A metric is about a specific point in time for the system.
Setting up Prometheus and Grafana for K8s
I basically followed the Github Repo for setting this up.
The documentation dives into jsonnet, but I was able to copy down the .tar.gz 0.7.0 release and run via the quickstart just fine.
# Create the namespace and CRDs, and then wait for them to be availble before creating the remaining resources
kubectl create -f manifests/setup
until kubectl get servicemonitors --all-namespaces ; do date; sleep 1; echo ""; done
kubectl create -f manifests/
Making the note for the manifests/setup/*-service.yaml
files I added type: LoadBalancer
to the services so they picked up a LoadBalancer IP from metallb. This way they were able to pick up external-ips.

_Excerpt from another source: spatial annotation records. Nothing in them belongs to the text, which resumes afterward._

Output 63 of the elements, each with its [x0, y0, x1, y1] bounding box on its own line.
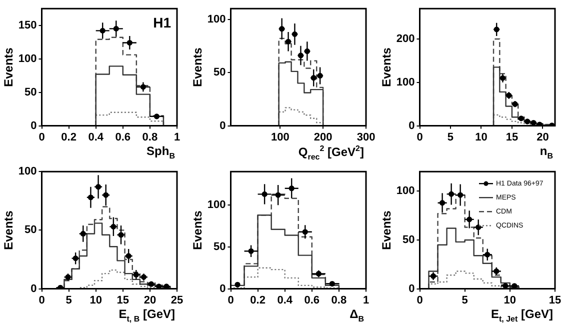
x-tick-label: 0.2 — [61, 131, 76, 144]
x-tick-label: 0.2 — [250, 294, 266, 306]
y-tick-label: 100 — [396, 76, 415, 88]
y-tick-label: 100 — [18, 52, 37, 65]
x-tick-label: 300 — [356, 131, 376, 144]
x-tick-label: 1 — [174, 131, 180, 144]
x-tick-label: 0.6 — [115, 131, 131, 144]
x-tick-label: 5 — [66, 294, 72, 306]
x-tick-label: 0.4 — [88, 131, 104, 144]
y-tick-label: 0 — [220, 120, 226, 132]
y-axis-title: Events — [2, 47, 16, 87]
x-tick-label: 0.4 — [277, 294, 294, 306]
y-tick-label: 0 — [408, 120, 415, 132]
x-tick-label: 0.8 — [142, 131, 158, 144]
y-tick-label: 50 — [24, 224, 37, 236]
x-axis-title: Sph$_{B}$ — [146, 144, 175, 160]
x-axis-title: Q$_{rec}$$^{2}$ [GeV$^{2}$] — [298, 144, 364, 162]
y-tick-label: 50 — [402, 234, 415, 246]
x-tick-label: 20 — [144, 294, 156, 306]
x-axis-title: E$_{t, Jet}$ [GeV] — [490, 307, 553, 324]
x-tick-label: 5 — [447, 131, 454, 144]
y-tick-label: 200 — [396, 33, 415, 46]
x-tick-label: 10 — [504, 294, 516, 306]
annotation: H1 — [153, 14, 172, 30]
y-tick-label: 100 — [18, 166, 37, 178]
y-tick-label: 0 — [408, 282, 415, 295]
y-axis-title: Events — [380, 210, 394, 250]
x-tick-label: 100 — [270, 131, 290, 144]
y-tick-label: 50 — [24, 86, 37, 98]
x-tick-label: 0.8 — [331, 294, 347, 306]
x-axis-title: E$_{t, B}$ [GeV] — [118, 307, 175, 324]
y-tick-label: 50 — [214, 66, 226, 79]
x-tick-label: 200 — [314, 131, 332, 144]
y-tick-label: 50 — [214, 240, 226, 253]
y-axis-title: Events — [380, 47, 394, 87]
y-tick-label: 100 — [396, 185, 415, 198]
x-tick-label: 10 — [475, 131, 488, 144]
point — [234, 282, 240, 288]
x-tick-label: 15 — [116, 294, 130, 306]
y-axis-title: Events — [2, 210, 16, 250]
x-tick-label: 0 — [416, 131, 423, 144]
x-tick-label: 20 — [536, 131, 549, 144]
x-axis-title: Δ$_{B}$ — [350, 307, 364, 324]
x-tick-label: 0 — [38, 131, 45, 144]
y-tick-label: 0 — [30, 120, 37, 132]
y-tick-label: 0 — [220, 282, 226, 295]
x-tick-label: 0 — [416, 294, 423, 306]
x-tick-label: 25 — [170, 294, 184, 306]
x-tick-label: 0 — [228, 294, 234, 306]
x-tick-label: 5 — [462, 294, 468, 306]
x-tick-label: 10 — [90, 294, 102, 306]
y-tick-label: 100 — [207, 13, 226, 26]
x-tick-label: 15 — [548, 294, 562, 306]
x-tick-label: 15 — [506, 131, 518, 144]
y-tick-label: 0 — [30, 282, 37, 295]
y-tick-label: 150 — [18, 19, 37, 32]
x-axis-title: n$_{B}$ — [540, 144, 553, 160]
y-axis-title: Events — [190, 47, 205, 87]
y-axis-title: Events — [190, 210, 205, 250]
x-tick-label: 0.6 — [304, 294, 320, 306]
x-tick-label: 1 — [362, 294, 370, 306]
y-tick-label: 100 — [207, 199, 226, 212]
x-tick-label: 0 — [38, 294, 45, 306]
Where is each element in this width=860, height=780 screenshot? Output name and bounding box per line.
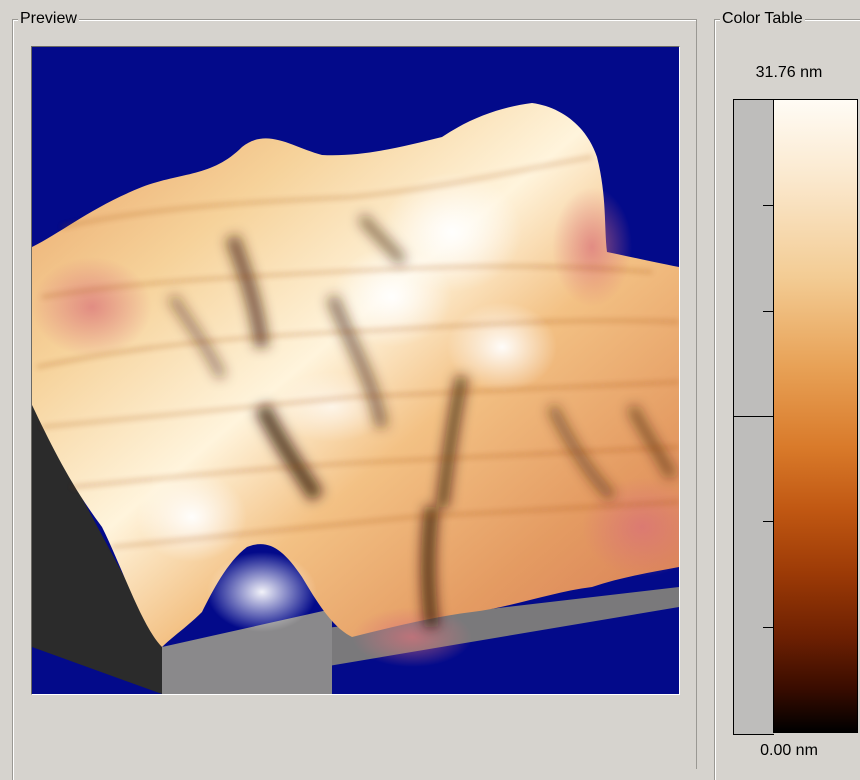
surface-3d-view[interactable] (31, 46, 680, 695)
base-left-side (32, 405, 162, 694)
preview-groupbox-edge (696, 19, 697, 769)
color-gradient-bar (773, 99, 858, 733)
min-height-label: 0.00 nm (760, 742, 818, 759)
base-front-shade (162, 609, 332, 694)
color-bar-left-panel (733, 99, 774, 735)
height-surface (32, 103, 679, 667)
preview-groupbox (12, 19, 697, 780)
color-bar-tick (763, 205, 773, 206)
color-bar-mid-tick (733, 416, 773, 417)
color-bar-tick (763, 311, 773, 312)
preview-legend: Preview (18, 10, 79, 28)
color-table-legend: Color Table (720, 10, 805, 28)
color-bar-tick (763, 627, 773, 628)
surface-render (32, 103, 679, 694)
max-height-label: 31.76 nm (755, 64, 823, 81)
color-bar-tick (763, 521, 773, 522)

Of note when I say “external” they are ips that are on the local network but the services are now accessible from outside the kubernetes cluster.

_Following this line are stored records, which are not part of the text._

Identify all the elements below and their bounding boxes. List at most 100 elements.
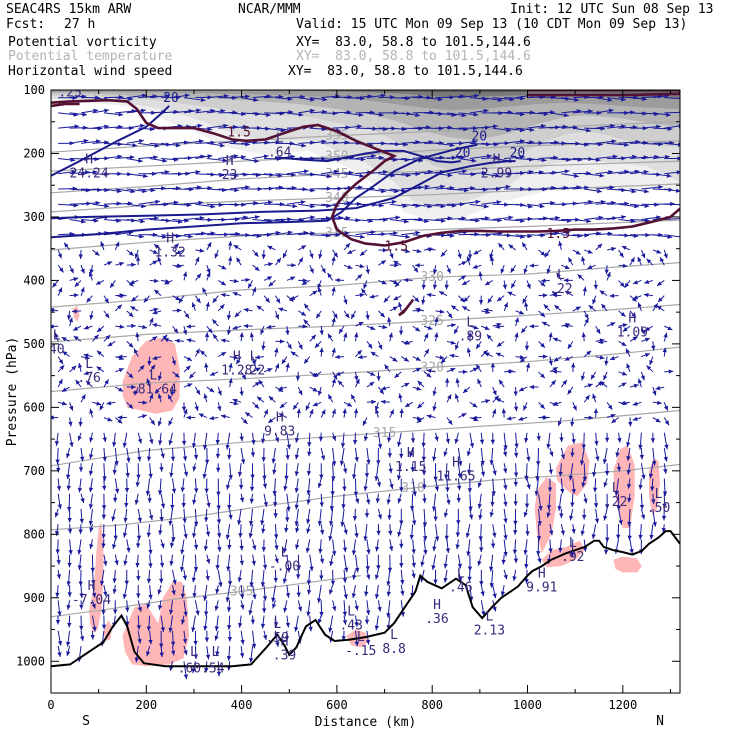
wind-vector-head [397,498,402,504]
wind-vector-head [228,362,233,368]
wind-vector-head [162,158,168,163]
wind-vector-head [227,544,232,550]
y-tick-label: 800 [23,527,45,541]
wind-vector-head [376,376,381,381]
wind-vector-head [239,545,244,551]
wind-vector-head [421,470,427,476]
wind-vector-head [621,382,627,387]
wind-vector-head [681,202,686,206]
wind-vector-head [439,291,445,296]
wind-vector-head [382,247,388,253]
wind-vector-head [449,353,455,359]
wind-vector-head [267,276,273,281]
wind-vector-head [193,640,198,646]
wind-vector-head [183,533,188,539]
extremum-value: .92 [561,550,584,565]
wind-vector-head [463,388,468,393]
wind-vector-head [397,441,402,447]
wind-vector-head [357,274,363,279]
wind-vector-head [417,403,423,409]
wind-vector-head [129,155,135,160]
wind-vector-head [275,642,280,647]
wind-vector-head [563,112,569,118]
wind-vector-head [381,386,387,391]
wind-vector-head [243,307,249,313]
wind-vector-head [462,306,468,311]
wind-vector-head [233,244,239,250]
wind-vector-head [274,437,280,443]
wind-vector-head [455,544,460,550]
wind-vector-head [544,252,550,258]
wind-vector-head [343,529,348,535]
wind-vector-head [593,503,599,508]
wind-vector-head [274,347,279,353]
wind-vector-head [540,312,546,317]
wind-vector-head [342,468,348,474]
wind-vector-head [275,363,280,369]
wind-vector-head [66,315,72,320]
wind-vector-head [617,437,622,443]
wind-vector-head [248,657,254,663]
wind-vector-head [486,154,492,159]
pv-contour-1 [51,98,680,247]
wind-vector-head [51,307,55,313]
y-axis-label: Pressure (hPa) [5,337,20,447]
wind-vector-head [415,263,420,268]
wind-vector-head [629,548,634,554]
wind-vector-head [89,408,94,414]
extremum-value: 23 [222,168,238,183]
wind-vector-head [648,473,654,479]
wind-vector-head [176,308,182,313]
wind-vector-head [374,594,380,599]
wind-vector-head [216,519,222,524]
wind-vector-head [261,547,267,552]
wind-vector-head [294,471,300,477]
wind-vector-head [294,454,300,460]
wind-vector-head [293,404,298,410]
wind-vector-head [209,387,215,393]
low-pv-region-2 [122,581,190,667]
wind-vector-head [371,399,376,405]
extremum-mark: L [655,487,663,502]
wind-vector-head [186,338,192,343]
wind-vector-head [508,215,514,220]
wind-vector-head [58,379,63,385]
wind-vector-head [95,95,100,100]
extremum-value: .50 [647,501,670,516]
extremum-value: .22 [549,282,572,297]
wind-vector-head [611,246,616,252]
wind-vector-head [394,263,399,268]
wind-vector-head [113,609,118,615]
wind-vector-head [96,401,102,406]
extremum-value: .36 [425,612,448,627]
wind-vector-head [457,473,462,479]
wind-vector-head [331,461,337,466]
wind-vector-head [83,325,89,330]
wind-vector-head [128,342,134,348]
wind-vector-head [415,230,421,236]
wind-vector-head [55,592,60,598]
wind-vector-head [149,317,154,323]
wind-vector-head [622,327,628,332]
wind-vector-head [663,332,668,338]
wind-vector-head [564,169,570,174]
wind-vector-head [114,461,119,466]
wind-vector-head [66,581,71,586]
wind-vector-head [262,596,268,601]
wind-vector-head [217,390,222,396]
wind-vector-head [306,580,312,585]
wind-vector-head [568,257,573,263]
wind-vector-head [222,158,228,163]
wind-vector-head [292,203,298,209]
wind-vector-head [582,286,587,292]
wind-vector-head [271,597,276,603]
wind-vector-head [539,203,545,209]
wind-vector-head [657,281,662,286]
wind-vector-head [646,365,652,371]
wind-vector-head [286,444,292,450]
extremum-value: .76 [77,371,100,386]
wind-vector-head [450,368,456,373]
wind-vector-head [502,451,508,457]
theta-contour-340 [51,183,680,213]
wind-vector-head [260,582,266,587]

NAME TYPE CLUSTER-IP EXTERNAL-IP PORT(S) AGE
alertmanager-main LoadBalancer 10.111.75.89 10.0.1.205 9093:30466/TCP 3h10m
grafana LoadBalancer 10.103.23.188 10.0.1.203 3000:32017/TCP 3h10m
prometheus-adapter LoadBalancer 10.109.195.51 10.0.1.206 443:31764/TCP 3h10m
prometheus-k8s LoadBalancer 10.103.109.85 10.0.1.204 9090:31696/TCP 3h9m
Next Steps
After I set this up for metrics, there were a few things that came to my mind and I have added to the list of things I would like to implement. These items include:
- Setting up rsyslog for servers diving deeper into the ELK stack and logging
- Better ELK Stack logging visualization and tracking for servers/ I know logging cleaning needs to be fixed.
- Diving deeper into Grafana and alerting
- I’d like to get alerting working for Matrix